Elaboration de la prothèse 3D de la cycliste Denise Schindler (vidéo Dezeen, en anglais):
L’impression 3D industrielle en pointe
L’impression 3D est aussi la porte d’entrée de l’open hardware dans l’univers paralympique, comme pour cette famille du Kentucky qui a poussé la porte d’une université pour imprimer des gants en 3D pour ses enfants athlètes olympiques – les gants servent à entraîner les roues du fauteuil. Cette porte aurait pu être celle d’un fablab…
En attendant, l’industrie de l’impression 3D répond aux problématiques posées par les athlètes paralympiques. Aux Etats-Unis, Titan Robotics augmente le bras d’un cycliste paralympique, Create Prosthetics couvre les prothèses d’un champion paralympique de bobsleigh. En Italie, Wasp, porteur de projets altruistes comme la maison imprimée en 3D en terre (dont on vous parlait ici), équipe également deux sportifs, l’une en canoë paralympique, l’autre en prévision du championnat du monde de surf adapté, en décembre en Californie.

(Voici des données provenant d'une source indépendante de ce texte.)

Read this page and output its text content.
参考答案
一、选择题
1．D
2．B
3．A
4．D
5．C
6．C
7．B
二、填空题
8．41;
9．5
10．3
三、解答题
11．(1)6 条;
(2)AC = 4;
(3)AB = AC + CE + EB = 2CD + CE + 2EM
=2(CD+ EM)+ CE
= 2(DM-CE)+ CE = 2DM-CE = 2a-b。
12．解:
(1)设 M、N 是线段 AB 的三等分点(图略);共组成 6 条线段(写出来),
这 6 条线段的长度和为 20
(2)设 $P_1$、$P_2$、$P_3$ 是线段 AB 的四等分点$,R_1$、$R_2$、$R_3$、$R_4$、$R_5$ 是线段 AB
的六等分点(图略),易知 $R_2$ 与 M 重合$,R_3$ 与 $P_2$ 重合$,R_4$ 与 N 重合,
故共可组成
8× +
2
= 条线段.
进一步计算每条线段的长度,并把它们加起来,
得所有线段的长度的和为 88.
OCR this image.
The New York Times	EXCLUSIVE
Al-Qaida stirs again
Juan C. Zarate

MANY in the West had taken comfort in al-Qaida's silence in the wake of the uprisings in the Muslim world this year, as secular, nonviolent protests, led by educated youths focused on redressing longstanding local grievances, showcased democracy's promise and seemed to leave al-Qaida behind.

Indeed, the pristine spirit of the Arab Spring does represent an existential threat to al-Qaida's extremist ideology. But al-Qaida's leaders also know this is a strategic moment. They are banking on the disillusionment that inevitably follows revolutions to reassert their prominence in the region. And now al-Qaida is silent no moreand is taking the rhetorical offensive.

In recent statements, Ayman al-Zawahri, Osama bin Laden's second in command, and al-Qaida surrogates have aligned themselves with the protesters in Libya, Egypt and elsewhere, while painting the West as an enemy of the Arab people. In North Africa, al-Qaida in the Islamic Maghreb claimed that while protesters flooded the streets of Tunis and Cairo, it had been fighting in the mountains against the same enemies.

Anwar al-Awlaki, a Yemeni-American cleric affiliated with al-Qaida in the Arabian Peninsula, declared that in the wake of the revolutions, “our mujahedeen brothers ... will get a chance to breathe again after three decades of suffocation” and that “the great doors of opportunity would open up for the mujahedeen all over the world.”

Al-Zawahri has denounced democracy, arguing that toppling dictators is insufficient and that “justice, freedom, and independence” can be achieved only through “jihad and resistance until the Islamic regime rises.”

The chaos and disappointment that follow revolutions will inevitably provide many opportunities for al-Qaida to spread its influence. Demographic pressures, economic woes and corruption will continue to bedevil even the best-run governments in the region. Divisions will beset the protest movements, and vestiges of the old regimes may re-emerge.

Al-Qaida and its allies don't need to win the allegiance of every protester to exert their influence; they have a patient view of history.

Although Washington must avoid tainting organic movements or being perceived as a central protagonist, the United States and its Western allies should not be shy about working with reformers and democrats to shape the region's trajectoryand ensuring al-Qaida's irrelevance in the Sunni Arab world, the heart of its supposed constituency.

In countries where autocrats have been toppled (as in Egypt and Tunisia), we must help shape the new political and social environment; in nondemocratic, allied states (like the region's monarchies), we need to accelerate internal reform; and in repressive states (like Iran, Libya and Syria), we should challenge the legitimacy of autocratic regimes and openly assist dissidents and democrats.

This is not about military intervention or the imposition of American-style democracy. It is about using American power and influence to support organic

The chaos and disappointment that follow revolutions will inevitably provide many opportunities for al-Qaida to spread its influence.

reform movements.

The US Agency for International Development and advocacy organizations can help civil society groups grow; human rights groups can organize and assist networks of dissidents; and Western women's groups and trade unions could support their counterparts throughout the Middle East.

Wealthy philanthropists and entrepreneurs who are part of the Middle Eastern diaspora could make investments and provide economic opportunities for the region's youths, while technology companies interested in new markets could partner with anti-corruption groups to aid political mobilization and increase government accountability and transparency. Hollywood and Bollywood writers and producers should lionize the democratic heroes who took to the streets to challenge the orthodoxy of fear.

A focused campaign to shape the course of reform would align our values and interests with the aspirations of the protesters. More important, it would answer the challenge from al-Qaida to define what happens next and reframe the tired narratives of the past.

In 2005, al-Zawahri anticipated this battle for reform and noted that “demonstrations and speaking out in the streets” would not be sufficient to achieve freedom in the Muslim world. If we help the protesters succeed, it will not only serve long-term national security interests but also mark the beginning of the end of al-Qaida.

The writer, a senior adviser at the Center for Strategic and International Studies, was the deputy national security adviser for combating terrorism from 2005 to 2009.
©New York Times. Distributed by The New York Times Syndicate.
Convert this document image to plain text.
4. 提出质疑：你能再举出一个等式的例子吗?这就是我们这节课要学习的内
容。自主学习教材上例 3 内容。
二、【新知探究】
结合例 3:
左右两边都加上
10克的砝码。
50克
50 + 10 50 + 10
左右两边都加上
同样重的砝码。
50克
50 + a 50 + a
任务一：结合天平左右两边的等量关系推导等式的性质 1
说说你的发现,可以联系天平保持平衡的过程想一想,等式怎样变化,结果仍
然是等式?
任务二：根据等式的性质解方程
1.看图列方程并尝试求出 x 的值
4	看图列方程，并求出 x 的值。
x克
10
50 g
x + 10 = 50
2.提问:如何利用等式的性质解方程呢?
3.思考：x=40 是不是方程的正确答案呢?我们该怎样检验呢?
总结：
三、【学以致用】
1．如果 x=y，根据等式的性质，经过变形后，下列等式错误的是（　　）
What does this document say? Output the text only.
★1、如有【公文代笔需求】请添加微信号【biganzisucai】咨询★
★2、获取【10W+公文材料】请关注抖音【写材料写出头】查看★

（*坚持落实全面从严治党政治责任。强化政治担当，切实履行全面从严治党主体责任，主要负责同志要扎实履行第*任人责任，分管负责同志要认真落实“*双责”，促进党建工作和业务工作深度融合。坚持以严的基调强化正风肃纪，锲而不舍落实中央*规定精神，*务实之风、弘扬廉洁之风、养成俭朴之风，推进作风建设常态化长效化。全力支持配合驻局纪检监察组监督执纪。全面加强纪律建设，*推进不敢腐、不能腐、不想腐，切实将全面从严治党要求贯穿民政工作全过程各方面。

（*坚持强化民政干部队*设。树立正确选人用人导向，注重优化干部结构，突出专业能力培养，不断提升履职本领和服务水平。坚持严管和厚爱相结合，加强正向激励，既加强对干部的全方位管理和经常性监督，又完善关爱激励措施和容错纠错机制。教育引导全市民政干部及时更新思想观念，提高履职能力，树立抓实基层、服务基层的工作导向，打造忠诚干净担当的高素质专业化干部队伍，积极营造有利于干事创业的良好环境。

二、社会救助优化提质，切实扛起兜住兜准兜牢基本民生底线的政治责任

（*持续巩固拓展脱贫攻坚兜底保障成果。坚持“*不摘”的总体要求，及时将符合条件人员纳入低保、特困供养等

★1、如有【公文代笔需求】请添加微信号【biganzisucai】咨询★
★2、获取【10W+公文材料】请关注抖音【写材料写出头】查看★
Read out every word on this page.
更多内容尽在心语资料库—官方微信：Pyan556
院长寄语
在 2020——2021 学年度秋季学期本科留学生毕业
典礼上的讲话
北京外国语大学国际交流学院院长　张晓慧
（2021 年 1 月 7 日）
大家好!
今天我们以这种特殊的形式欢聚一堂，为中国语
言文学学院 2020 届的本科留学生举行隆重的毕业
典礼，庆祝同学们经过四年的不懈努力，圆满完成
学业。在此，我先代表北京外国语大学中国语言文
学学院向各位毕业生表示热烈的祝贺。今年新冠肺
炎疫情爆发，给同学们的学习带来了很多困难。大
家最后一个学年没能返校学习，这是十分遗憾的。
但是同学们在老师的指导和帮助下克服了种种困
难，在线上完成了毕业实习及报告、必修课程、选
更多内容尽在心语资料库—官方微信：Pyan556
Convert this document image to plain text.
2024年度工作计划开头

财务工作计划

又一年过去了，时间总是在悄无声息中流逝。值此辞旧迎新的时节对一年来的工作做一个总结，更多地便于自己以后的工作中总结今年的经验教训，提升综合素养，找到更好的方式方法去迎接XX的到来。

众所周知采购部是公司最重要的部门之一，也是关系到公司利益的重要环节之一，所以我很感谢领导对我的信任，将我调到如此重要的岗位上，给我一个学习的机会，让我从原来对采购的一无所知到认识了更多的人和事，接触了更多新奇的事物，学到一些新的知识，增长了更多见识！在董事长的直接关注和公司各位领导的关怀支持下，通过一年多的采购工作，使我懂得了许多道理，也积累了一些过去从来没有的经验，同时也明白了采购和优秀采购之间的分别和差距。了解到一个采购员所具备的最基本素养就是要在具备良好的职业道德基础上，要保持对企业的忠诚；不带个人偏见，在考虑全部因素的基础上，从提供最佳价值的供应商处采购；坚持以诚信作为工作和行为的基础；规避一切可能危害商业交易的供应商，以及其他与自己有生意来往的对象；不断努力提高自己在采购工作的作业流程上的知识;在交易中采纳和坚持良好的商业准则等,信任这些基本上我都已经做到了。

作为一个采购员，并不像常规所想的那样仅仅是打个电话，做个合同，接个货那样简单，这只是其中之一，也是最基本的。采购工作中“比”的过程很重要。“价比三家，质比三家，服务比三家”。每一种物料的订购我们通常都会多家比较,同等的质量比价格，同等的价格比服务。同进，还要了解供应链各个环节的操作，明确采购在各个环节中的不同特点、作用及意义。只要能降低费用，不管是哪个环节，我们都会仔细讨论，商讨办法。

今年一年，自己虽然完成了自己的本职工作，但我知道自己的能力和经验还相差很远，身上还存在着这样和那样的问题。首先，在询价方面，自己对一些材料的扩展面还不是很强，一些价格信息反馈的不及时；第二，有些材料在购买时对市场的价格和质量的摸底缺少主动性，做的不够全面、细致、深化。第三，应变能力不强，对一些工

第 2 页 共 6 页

Pour Nicolas Huchet, les prothèses modernes pourraient bien écrire leur propre page de l’histoire du sport. Comme au Cybathlon qui aura lieu à partir du 8 octobre 2016 à Zurich, en Suisse, et dont il compte bien rejoindre la prochaine édition – faute de place cette année. Cette compétition est faite d’épreuves réservées aux porteurs de prothèses préhensibles, exosquelettes ou interfaces cerveau machine type BCI. A Zurich, pas de basket ni de rugby mais des courses pour ouvrir une bouteille, monter un escalier, affronter un parcours d’obstacles en fauteuil, parfois en commandant les mouvements par ondes cérébrales.
Première édition de Cybathlon, vidéo de présentation:
Hacker le quotidien
La transition est toute faite avec la vie au quotidien, parfois vécue par les handicapés comme autant d’épreuves sportives ! Un quotidien que, par exemple, les Londoniens d’Hackonwheels tentent de hacker par la technologie, avec une série de hackathons, dont le dernier s’est tenu le 16 juillet 2016, autour des questions de mobilité. Une initiative qui a justement vu le jour à l’occasion des jeux paralympiques de Londres en 2012 pour permettre l’accès pour tous à des fauteuils personnalisés en open hardware. Un objectif que partage la fondation Open Wheelchair, dont l’une des solutions DiY est proposée en version française sur le site My Human Kit de Nicolas Huchet.